Mernat Mafirakurewa Business Editor—
FINANCE and Economic Development Minister Patrick Chinamasa says troubled banks will be excluded from taking part in the interbank market in the interim. Last year the government and Africa Export and Import Bank (Afreximbank) launched a $100 million facility to revive the interbank market and help increase liquidity.
The interbank is a market in which banks extend loans to one another for a specified term. Most interbank loans are for maturities of one week or less, the majority being overnight.
Chinamasa told a media briefing recently: “Those banks which are troubled will obviously be excluded. I won’t mention by name because in interbank activity, it’s all to do with lending. One bank is lending its money to another bank and it wants to be assured that the other bank can pay, so you can’t lend to a bank which you know maybe insolvent. But right now the major banks are involved.”
Since the adoption of a multi currency system in February 2009, the country has faced a liquidity crunch leading to economic stagnation as industries are failing to access working capital to stimulate productivity to competitive levels.
According to the World Bank Zimbabwe Economic Briefing for the month of April, vulnerabilities remain high in the banking sector, exacerbated by macro-economic inconsistencies and low levels of confidence.
Non-performing loans are high at 15,9 percent.
“Solvency concerns especially in smaller banks also remain a drag in the periphery, making the Reserve Bank of Zimbabwe to intensify the monitoring of troubled banks. The RBZ floated treasury bills worth $103 million in March 2014 to clear part of the $1,35 billion RBZ debt taken over by government. The treasury bills will facilitate interbank lending as they will be used as security,” the World Bank said.

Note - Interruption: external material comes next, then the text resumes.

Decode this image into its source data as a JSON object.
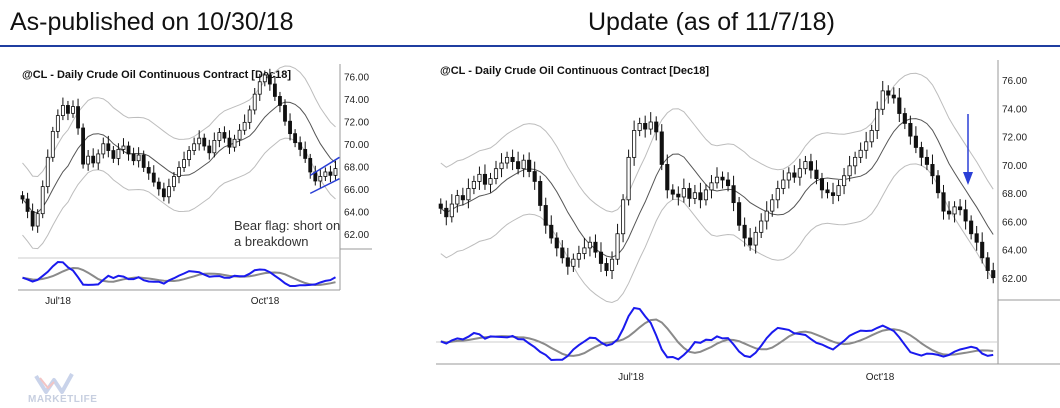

Statistics by the World Bank show that growth in annual broad money edged up by 5,5 percent to reach $4 billion in February 2014. Private sector credit growth inched up 1,5 percent, reaching $3,6 billion, while the loan to deposit ratio remains elevated at 90 percent in the first two months.
Meanwhile, Chinamasa said his ministry was looking forward to investing in infrastructure projects using resources from pensions and insurance funds as well as the Diaspora bond in order to attract investors into the economy.
“Primarily I am looking at investing in small hydro power schemes so that we boost the energy sector to enhance productivity in the economy,” he said.
“For companies such as the Cold Storage Company (CSC), we’ve no money to revive estates by CSC, but we can find joint ventures to revive them. What we need in this economy is the production of goods and services which we can sell to each other and which we can export.”